If the Jobs Act is today’s showpiece for the government, elsewhere the news on the political front has been literally devastating. The most serious is the admission by the former head of the Veneto Region Giancarlo Galan that he had taken millions of dollars of kickbacks for construction of the controversial Mose barrier, a huge, moveable water barrier intended to protect Venice from the increasing number of damaging high water events. Galan, among the founders of Silvio Berlusconi’s original Forza Italia party in 1993, had served as Italy’s Agriculture Minister and then, in 2011, as Culture Minister.

Venetian prosecutors accused him of having accepted annual gifts of one million euros plus a one-off of two million and almost as much again for reconstruction of his personal villa, all in exchange for facilitating the permits for construction of the mobile dikes of the Mose water barrier, built at a cost of over $6 billion. Although last June Galan, who is a member of Parliament (which voted 35 to 138 for his parliamentary immunity to be lifted), proclaimed that he was “totally extraneous” in the Mose investigation, this week, in what amounts to his acknowledging guilt, his lawyers asked the court for his sentence to be reduced to two years and ten months under house arrest plus a fine of almost $3 million in exchange for his cooperating with justice.

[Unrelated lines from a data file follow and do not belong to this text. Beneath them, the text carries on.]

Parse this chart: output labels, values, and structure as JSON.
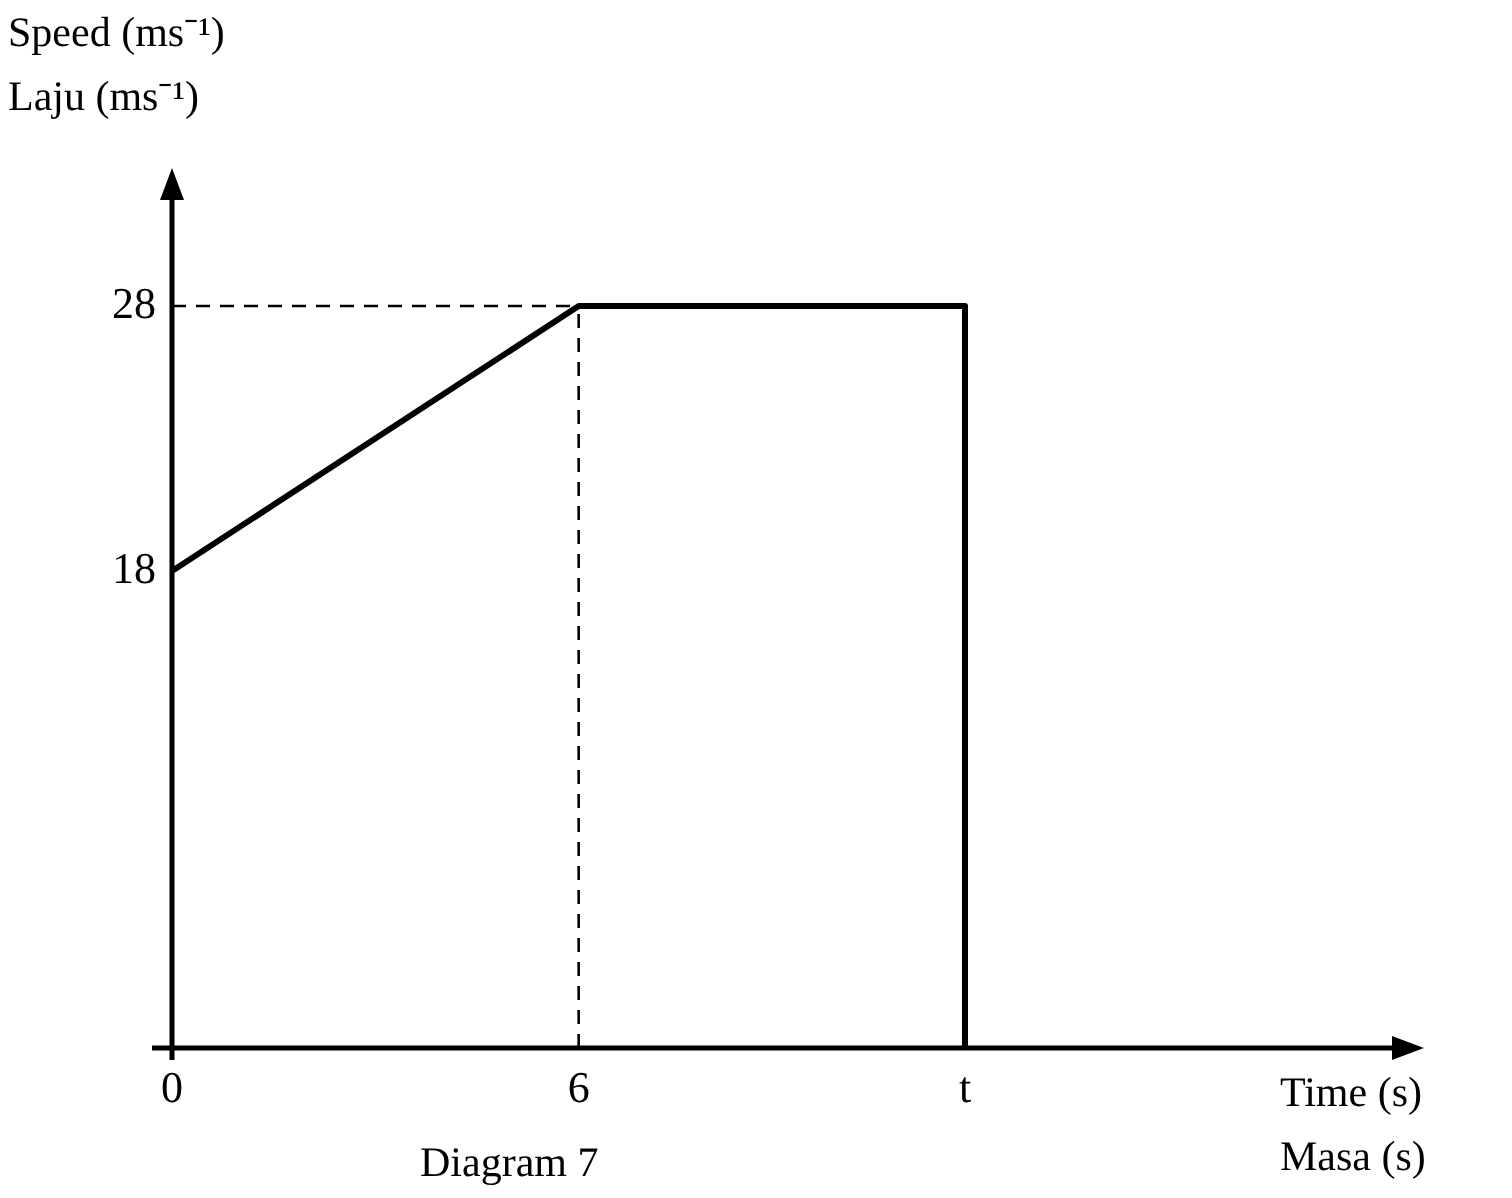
{
  "chart_data": {
    "type": "line",
    "ylabel": "Speed (ms⁻¹)\nLaju (ms⁻¹)",
    "xlabel": "Time (s)\nMasa (s)",
    "annotations": [
      "Diagram 7"
    ],
    "series": [
      {
        "color": "#000000",
        "x": [
          0,
          6,
          11.7,
          11.7
        ],
        "values": [
          18,
          28,
          28,
          0
        ]
      }
    ],
    "xlim": [
      0,
      18
    ],
    "xticks": [
      0,
      {
        "value": 6,
        "label": "6"
      },
      {
        "value": 11.7,
        "label": "t"
      }
    ],
    "ylim": [
      0,
      32
    ],
    "yticks": [
      18,
      28
    ],
    "ref_lines": [
      {
        "axis": "x",
        "value": 6,
        "line_style": "dashed",
        "color": "#000000"
      },
      {
        "axis": "y",
        "value": 28,
        "line_style": "dashed",
        "color": "#000000"
      }
    ],
    "grid": false,
    "legend": false,
    "marker": "none",
    "line_style": "solid"
  }
}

Prosecutors were accepting this proposal on grounds that it fit in with their ideas of “re-education,” a term all the more ironic since in 2013 Galan was made president of the Chamber of Deputies’ Commission on Culture, Science and Education. In prison since July, Galan will not know if this solution is accepted until a judge passes sentence later this month, but may shortly be released to house arrest anyway. Of the 35 accused in the Mose scandal, so far 20 are trying to negotiate lighter sentences in exchange for cooperating with investigators.

One of those indicted is former Venice mayor Giorgio Orsoni, accused of using Mose funds for illicit campaign financing. Orsoni claims that he knew nothing of illegal donations to his winning election campaign of 2010, and this week declared that, “From the primaries up to the elections management [of my campaign] on the organizational, and financial level was handled, by the PD structure, using resources completely unknown to me.” A PD commission is still trying to work out just what happened.